Anfangs zappelt der Geist noch unruhig hin und her, der Verstand probt den Aufstand. Der Atem muss den heißen Dampfwolken trotzen, Arme und Beine beschweren sich, weil es so ungemütlich ist, und während man damit beschäftigt ist, den Körper zu besänftigen, entspannt sich langsam der Kopf. Maria singt indianische Lieder, manche summen mit. Sie spricht von Mutter Erde, vom Loslassen, von der Bedeutung des "inneren Kindes", irgendwann murmelt sie auch unverständliche Dinge vor sich hin. Später wird die promovierte Chemikerin erzählen, dass sie in der Schwitzhütte manchmal Sprachen spricht, von denen sie noch nie gehört hat, die ihr aber "eingeflüstert" werden. "Nur weil ich eine Sache nicht weiß, heißt es nicht, dass es sie auch nicht gibt. Vielleicht wurde diese Sprache irgendwann irgendwo mal gesprochen?"

Zwei, drei Stunden später. Wer weiß das schon. Der glimmende Steinhaufen wirft endlich ein wenig Licht auf die glänzenden Körper. Ein vorsichtiger Blick in die Runde, was hat die Hitze mit den anderen gemacht? Manche sitzen ganz aufrecht, manche sind in sich zusammengefallen. Alle starren auf die Steine, die Gesichter sind freigeschwitzt von jeglicher Anspannung, jeglichem Druck. Der Eingang öffnet sich, wir krabbeln hinaus in die kalte Nacht und ziehen frische Luft ein wie Teenager ihre ersten Zigaretten. Alle stehen um das Feuer und gucken zu, wie ihre Ketten nun darin verbrennen.

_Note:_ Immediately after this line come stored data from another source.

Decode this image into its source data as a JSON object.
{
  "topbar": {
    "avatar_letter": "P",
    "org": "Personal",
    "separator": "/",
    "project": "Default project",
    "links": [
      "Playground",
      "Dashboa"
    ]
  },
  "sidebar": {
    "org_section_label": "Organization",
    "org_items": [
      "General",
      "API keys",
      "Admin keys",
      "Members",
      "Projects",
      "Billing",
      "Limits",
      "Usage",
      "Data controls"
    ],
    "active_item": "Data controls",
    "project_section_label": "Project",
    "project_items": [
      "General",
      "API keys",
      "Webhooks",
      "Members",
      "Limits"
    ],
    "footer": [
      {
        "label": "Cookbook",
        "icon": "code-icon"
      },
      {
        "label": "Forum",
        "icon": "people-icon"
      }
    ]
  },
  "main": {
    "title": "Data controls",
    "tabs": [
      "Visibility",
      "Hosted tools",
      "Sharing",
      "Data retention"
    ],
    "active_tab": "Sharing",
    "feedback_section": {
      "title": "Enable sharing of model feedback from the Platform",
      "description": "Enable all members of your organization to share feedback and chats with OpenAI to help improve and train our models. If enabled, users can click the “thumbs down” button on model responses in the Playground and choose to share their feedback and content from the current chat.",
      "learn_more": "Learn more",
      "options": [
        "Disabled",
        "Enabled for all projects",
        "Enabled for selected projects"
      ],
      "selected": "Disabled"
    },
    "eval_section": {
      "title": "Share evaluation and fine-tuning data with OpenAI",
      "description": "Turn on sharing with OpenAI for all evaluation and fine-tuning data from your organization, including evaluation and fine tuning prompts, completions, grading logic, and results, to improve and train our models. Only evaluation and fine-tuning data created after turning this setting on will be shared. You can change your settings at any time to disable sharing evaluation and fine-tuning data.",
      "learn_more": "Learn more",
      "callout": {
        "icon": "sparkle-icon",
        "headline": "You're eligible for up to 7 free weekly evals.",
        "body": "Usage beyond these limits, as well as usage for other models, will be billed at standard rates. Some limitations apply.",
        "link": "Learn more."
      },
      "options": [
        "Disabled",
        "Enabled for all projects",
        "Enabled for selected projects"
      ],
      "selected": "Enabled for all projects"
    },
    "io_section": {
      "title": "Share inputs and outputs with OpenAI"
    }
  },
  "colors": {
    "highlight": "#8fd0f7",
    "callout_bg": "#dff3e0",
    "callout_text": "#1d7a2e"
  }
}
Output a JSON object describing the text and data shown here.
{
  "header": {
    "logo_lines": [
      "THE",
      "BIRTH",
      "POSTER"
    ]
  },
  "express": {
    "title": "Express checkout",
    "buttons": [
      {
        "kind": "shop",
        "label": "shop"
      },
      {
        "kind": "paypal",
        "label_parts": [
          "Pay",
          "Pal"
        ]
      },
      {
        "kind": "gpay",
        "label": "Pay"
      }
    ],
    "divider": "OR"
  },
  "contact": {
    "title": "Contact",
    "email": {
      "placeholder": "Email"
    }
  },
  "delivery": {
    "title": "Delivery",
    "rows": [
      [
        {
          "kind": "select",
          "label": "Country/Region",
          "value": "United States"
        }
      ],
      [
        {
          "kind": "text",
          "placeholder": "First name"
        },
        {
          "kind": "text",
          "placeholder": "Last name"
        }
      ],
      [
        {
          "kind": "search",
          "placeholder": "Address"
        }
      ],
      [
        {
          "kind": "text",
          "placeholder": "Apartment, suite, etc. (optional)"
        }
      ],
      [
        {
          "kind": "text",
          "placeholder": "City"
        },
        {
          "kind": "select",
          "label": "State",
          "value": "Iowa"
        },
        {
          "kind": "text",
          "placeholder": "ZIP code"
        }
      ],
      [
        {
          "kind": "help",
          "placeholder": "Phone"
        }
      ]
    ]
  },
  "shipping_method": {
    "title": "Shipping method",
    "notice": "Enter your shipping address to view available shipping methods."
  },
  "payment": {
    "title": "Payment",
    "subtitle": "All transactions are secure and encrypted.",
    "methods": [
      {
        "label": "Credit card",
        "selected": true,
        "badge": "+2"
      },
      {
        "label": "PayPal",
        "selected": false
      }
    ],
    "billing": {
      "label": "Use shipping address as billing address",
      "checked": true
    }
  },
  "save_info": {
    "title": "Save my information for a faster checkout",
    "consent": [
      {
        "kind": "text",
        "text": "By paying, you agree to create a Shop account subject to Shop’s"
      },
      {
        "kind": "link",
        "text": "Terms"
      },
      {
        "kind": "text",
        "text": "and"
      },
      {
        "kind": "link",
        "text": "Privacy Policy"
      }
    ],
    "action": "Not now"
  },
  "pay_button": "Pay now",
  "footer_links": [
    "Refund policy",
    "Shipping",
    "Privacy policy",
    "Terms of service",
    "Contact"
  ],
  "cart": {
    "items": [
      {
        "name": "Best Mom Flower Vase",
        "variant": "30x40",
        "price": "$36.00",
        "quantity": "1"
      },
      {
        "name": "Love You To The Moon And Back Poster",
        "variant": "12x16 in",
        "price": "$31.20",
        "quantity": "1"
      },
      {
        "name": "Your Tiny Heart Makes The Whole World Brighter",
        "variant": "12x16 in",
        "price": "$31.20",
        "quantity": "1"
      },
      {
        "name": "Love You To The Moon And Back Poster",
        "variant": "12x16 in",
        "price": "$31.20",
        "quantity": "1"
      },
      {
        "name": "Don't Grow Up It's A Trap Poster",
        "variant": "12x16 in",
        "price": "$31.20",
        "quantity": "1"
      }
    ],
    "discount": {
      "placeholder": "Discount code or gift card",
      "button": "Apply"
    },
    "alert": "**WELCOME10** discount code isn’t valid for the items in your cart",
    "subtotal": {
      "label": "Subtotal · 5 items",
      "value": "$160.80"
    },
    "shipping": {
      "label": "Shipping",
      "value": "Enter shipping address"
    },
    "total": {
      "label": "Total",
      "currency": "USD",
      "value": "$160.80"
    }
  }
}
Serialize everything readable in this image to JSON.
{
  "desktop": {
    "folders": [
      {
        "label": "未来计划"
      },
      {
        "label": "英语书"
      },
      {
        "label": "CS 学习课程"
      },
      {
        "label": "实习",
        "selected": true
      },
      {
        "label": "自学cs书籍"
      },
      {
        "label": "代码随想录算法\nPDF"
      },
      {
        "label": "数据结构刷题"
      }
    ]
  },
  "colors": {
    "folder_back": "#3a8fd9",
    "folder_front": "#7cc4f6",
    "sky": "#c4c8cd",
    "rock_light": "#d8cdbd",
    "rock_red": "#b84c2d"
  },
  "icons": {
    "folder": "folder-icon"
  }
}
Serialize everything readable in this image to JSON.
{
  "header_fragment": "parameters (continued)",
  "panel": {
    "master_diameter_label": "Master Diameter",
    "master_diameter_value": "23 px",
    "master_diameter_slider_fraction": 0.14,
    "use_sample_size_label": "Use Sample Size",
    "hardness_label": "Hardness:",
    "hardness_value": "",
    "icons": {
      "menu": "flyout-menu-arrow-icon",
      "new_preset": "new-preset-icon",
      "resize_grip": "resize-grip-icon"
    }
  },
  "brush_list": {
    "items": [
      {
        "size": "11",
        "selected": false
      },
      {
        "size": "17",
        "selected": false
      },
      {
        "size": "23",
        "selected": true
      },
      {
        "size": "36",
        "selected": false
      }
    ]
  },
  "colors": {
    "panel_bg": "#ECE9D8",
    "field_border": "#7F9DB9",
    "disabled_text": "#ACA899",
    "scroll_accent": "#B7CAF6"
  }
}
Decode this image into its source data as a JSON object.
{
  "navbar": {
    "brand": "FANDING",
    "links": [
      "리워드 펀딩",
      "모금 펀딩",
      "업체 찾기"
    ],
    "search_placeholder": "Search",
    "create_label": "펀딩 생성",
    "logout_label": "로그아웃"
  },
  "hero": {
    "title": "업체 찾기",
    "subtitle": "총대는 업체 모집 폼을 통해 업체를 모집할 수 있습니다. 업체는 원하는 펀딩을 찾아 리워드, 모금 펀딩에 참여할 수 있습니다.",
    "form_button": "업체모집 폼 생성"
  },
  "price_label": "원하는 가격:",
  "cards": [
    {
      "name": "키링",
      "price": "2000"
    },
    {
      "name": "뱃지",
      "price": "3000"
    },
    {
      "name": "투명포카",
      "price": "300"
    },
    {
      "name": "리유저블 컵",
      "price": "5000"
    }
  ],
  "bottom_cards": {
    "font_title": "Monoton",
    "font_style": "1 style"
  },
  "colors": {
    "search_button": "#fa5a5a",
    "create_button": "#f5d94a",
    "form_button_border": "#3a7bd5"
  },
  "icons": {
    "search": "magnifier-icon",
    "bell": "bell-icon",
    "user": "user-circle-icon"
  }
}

Seelenballast ausschwitzen am Wochenende statt "Sportschau" und Gin Tonic

Die Nacht ist unruhig, aber das ist so gewünscht: Wer nicht gut schlafen kann auf dem Boden im Gemeinschaftsraum inmitten all der Fremden, erinnert sich am nächsten Morgen besser an seine Träume. Von denen ist am nächsten Morgen die Rede, in der Abschlussrunde, in der jeder erzählen soll, wie es ihm geht. Die meisten fühlen sich besser als am Vortag, geklärter, ruhiger, entspannter irgendwie. Sie wollen ihrem Alltag anders begegnen, sich Auszeiten einplanen, ihre Gefühle ernst nehmen. Die Leichtigkeit, so scheint es, ist zurück.

Es wäre womöglich einfach gewesen, sich lustig zu machen. Über die Menschen, die an einem Samstagabend in einem Zelt Seelenballast rausschwitzen wollen. Über all die Rituale, die eine Schwitzhütte so mit sich bringt, die Tiere und den Tabak, den roten "Familienstab" vor dem Zelt, darüber, dass die Hütte "Gebärmutter der Erde" genannt wird und der Weg zwischen Feuer und Hütte nicht gekreuzt werden darf.

Sicher gibt es andere Wege, mit sich selbst ins Reine zu kommen. Aber braucht es nicht auch Mut, das Wochenende mit sich und seinen Gedanken zu verbringen statt mit "Sportschau" und Gin Tonic? "Meine Freunde haben mich ausgelacht, als ich sagte, was ich am Wochenende mache", sagt ein Mann mit erstaunlich großflächigem Tattoo auf dem Rücken. "Aber wo kann man sich schon Zeit nehmen für seine Probleme? Wenn es dir nicht gut geht, läufst du zum Arzt. Der verschreibt dir was, damit hat sich die Sache." Dabei gehe es nicht immer unbedingt um die ganz großen Probleme, sondern einfach um die Unfähigkeit, manchmal mit dem Leben zurechtzukommen. "Im Dunkeln bist du auf dich gestellt. Da wollen Dinge raus und zwar nicht über den Verstand, sondern über das Herz."

In dem Buch "Menschliches, Allzumenschliches" schrieb Friedrich Nietzsche: "Man nimmt die unerklärte dunkle Sache wichtiger als die erklärte helle". Auch wenn man dabei ganz schön schwitzen muss.